COLD/FLU MEDICINES: COMPONENTS AND CAUTIONS

Posted: under Anti-Infectives.

As if consumers weren’t already confused enough by the hundreds of cold/flu remedies, every year several dozen new products are introduced in hopes that they will capture a significant portion of the more than $1.4 billion over-the-counter market. Most are slightly altered versions of already existing products. Many contain a mix of ingredients, only some of which may be useful while others may be counterproductive.

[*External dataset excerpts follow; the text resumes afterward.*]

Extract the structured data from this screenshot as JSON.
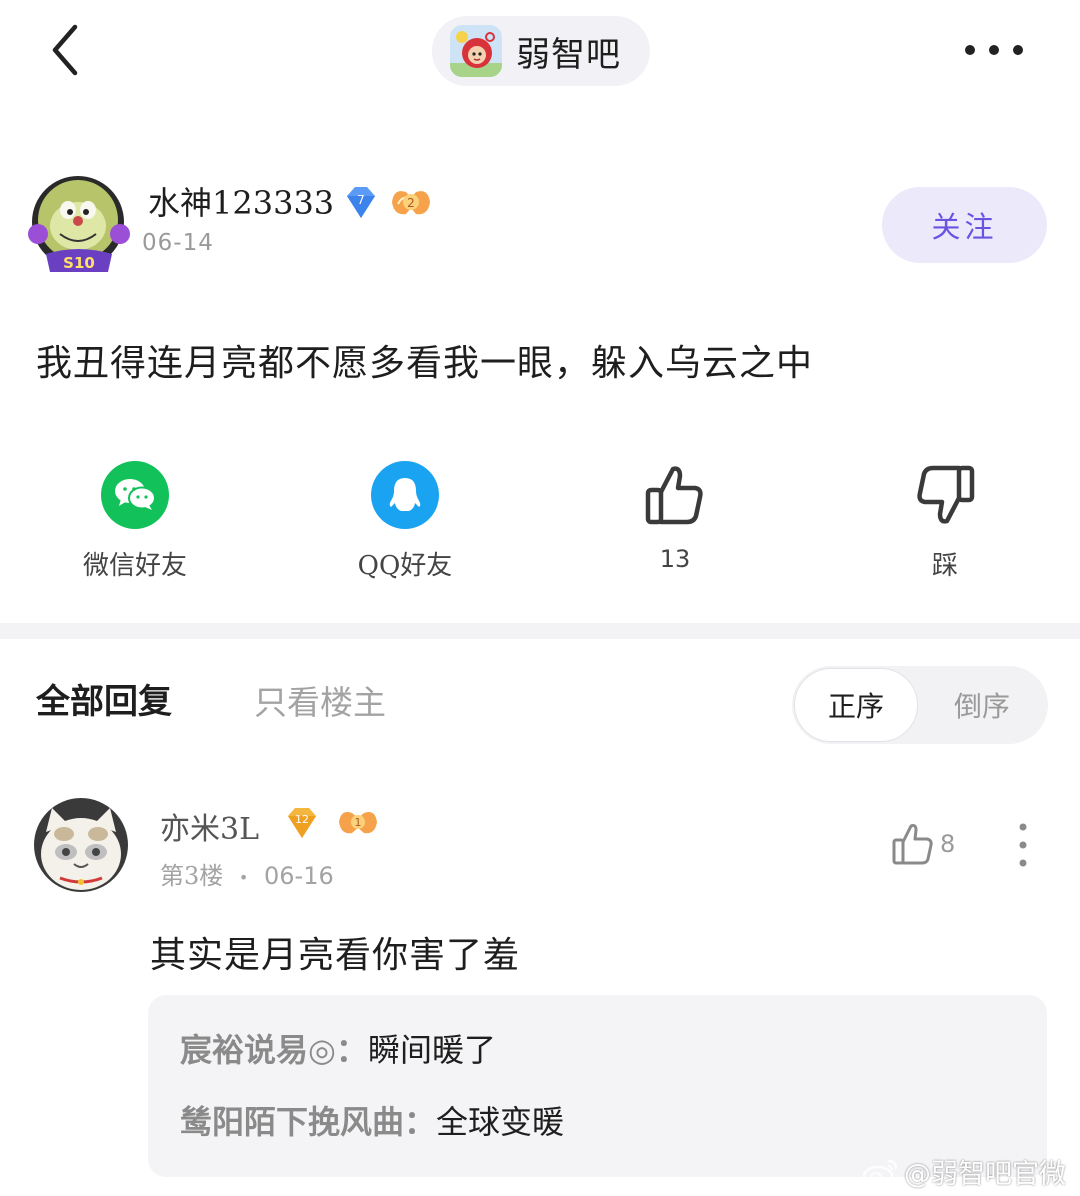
{
  "topbar": {
    "forum_name": "弱智吧"
  },
  "post": {
    "author": "水神123333",
    "level_badge": "7",
    "fan_badge": "2",
    "avatar_badge": "S10",
    "date": "06-14",
    "follow_label": "关注",
    "content": "我丑得连月亮都不愿多看我一眼，躲入乌云之中"
  },
  "actions": {
    "wechat_label": "微信好友",
    "qq_label": "QQ好友",
    "like_count": "13",
    "dislike_label": "踩"
  },
  "tabs": {
    "all_label": "全部回复",
    "op_only_label": "只看楼主",
    "sort_asc_label": "正序",
    "sort_desc_label": "倒序"
  },
  "reply": {
    "author": "亦米3L",
    "level_badge": "12",
    "fan_badge": "1",
    "floor": "第3楼",
    "separator": "•",
    "date": "06-16",
    "like_count": "8",
    "content": "其实是月亮看你害了羞",
    "sub_replies": [
      {
        "author": "宸裕说易◎：",
        "text": "瞬间暖了"
      },
      {
        "author": "鸶阳陌下挽风曲：",
        "text": "全球变暖"
      }
    ]
  },
  "watermark": "@弱智吧官微",
  "colors": {
    "accent": "#6b52e0",
    "follow_bg": "#ece9fb",
    "wechat": "#12c15a",
    "qq": "#1aa3f0",
    "muted": "#9a9a9a"
  }
}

If any medications are taken at all, experts advise that single-ingredient products be used, chosen to counter the most bothersome of your symptoms. When treating a cold, less is best. The more ingredients you take, the more likely you will experience adverse side effects that may actually make you feel worse. Keep in mind, too, that as a cold progresses, the symptoms change, and so should the treatment.
Pregnant women should not take any medication without checking first with their physicians. The elderly, too, should exercise caution, since they are more likely to experience toxic side effects from both over-the-counter and prescribed drugs. Also, anyone with a chronic health problem, from heart disease to glaucoma, and anyone taking prescribed medication, including psychotherapeutic drugs, should check with a physician before taking any over-the-counter cold/flu product.

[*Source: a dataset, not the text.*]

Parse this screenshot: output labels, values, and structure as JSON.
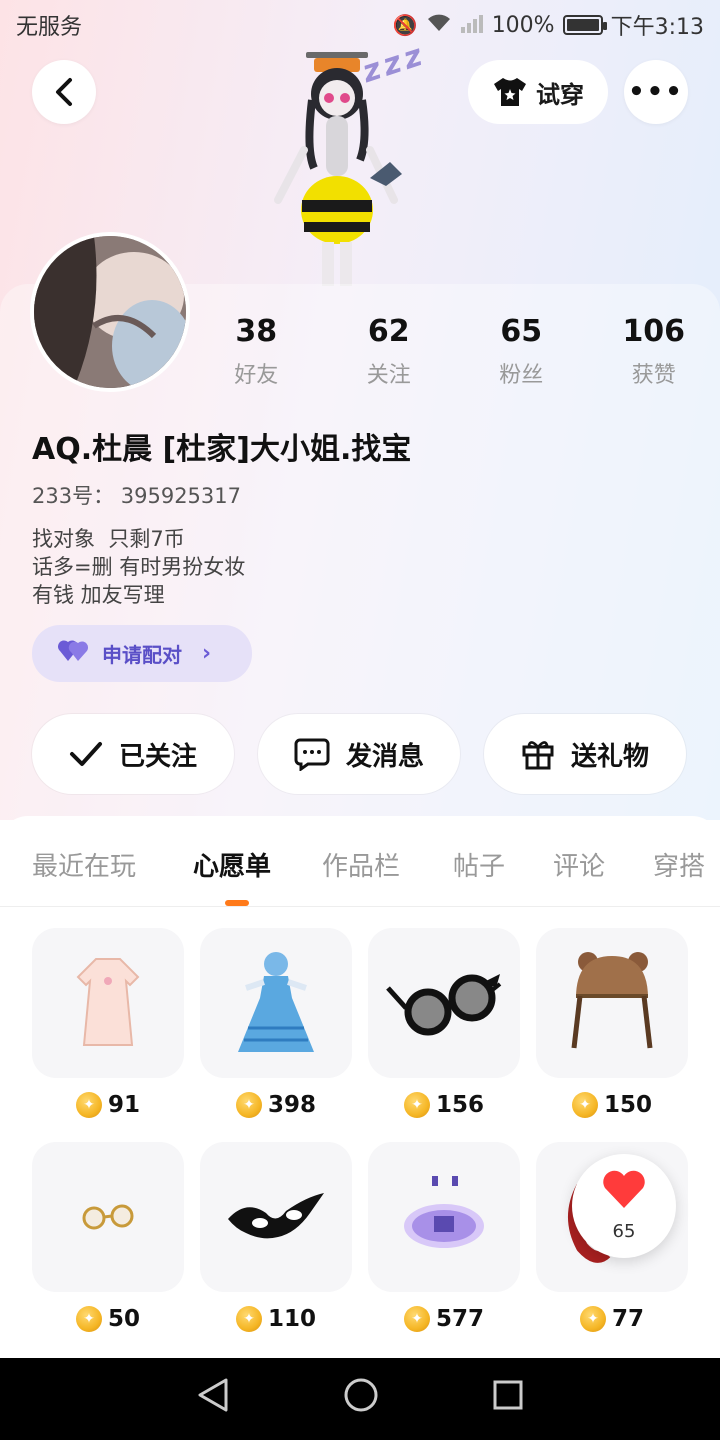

Whatever drug you choose, there is no inherent advantage in paying more for heavily advertised “name” brands; generic or storebrand versions will work just as well (or as poorly). Here is what you might find in a cold/flu medicine.
Active ingredients: These are the substances that are supposed to have a direct effect on symptoms. They include analgesics (painkillers) and antipyretics (fever reducers), decongestants, cough suppressants, expectorants, and antihistamines.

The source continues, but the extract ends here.